Step 5: Choose configuration.
- Single seals: Clean water, moderate criticality, budget constraints.
- Double seals: Potable water (NSF 61), zero-emission requirements, high criticality.
Step 6: Specify flush plan.
- Plan 11: Clean, cool process water.
- Plan 32: Contaminated or hot process water.
- Plan 23: Hot water requiring cooling.
- Plan 54: Maximum reliability requirements.
Step 7: Calculate ROI for upgrades. Compare your current failure rate and costs against projected improvements.
- Current annual failure cost = (failures per year) x (seal cost + downtime cost + labor)

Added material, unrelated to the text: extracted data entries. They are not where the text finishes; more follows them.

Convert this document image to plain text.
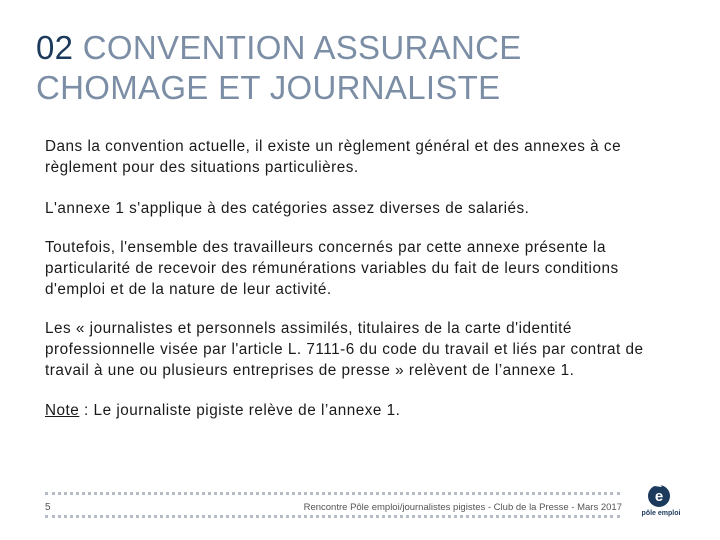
02 CONVENTION ASSURANCE
CHOMAGE ET JOURNALISTE

Dans la convention actuelle, il existe un règlement général et des annexes à ce règlement pour des situations particulières.

L'annexe 1 s'applique à des catégories assez diverses de salariés.

Toutefois, l'ensemble des travailleurs concernés par cette annexe présente la particularité de recevoir des rémunérations variables du fait de leurs conditions d'emploi et de la nature de leur activité.

Les « journalistes et personnels assimilés, titulaires de la carte d'identité professionnelle visée par l'article L. 7111-6 du code du travail et liés par contrat de travail à une ou plusieurs entreprises de presse » relèvent de l’annexe 1.

Note : Le journaliste pigiste relève de l’annexe 1.

5	Rencontre Pôle emploi/journalistes pigistes - Club de la Presse - Mars 2017
e
pôle emploi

- Upgrade investment = new seal cost + support system changes
- Payback period = investment / annual savings
If you skip water testing, you’ll be back in a week replacing another failed seal. Every experienced field engineer has seen facilities repeat this cycle.
Conclusion
Mechanical seal selection for water treatment requires attention to several factors: materials matched to temperature, configuration matched to criticality, flush plans matched to operating conditions, and application-specific requirements.
But the hidden factor remains water quality. That 59% statistic represents thousands of premature failures that better seal specifications wouldn’t have prevented. Start with a water analysis. Address filtration and flush water quality. Then work through the selection checklist.
Temperature determines your elastomer. Water type determines your faces. Criticality determines your configuration. And water quality determines whether any of it matters.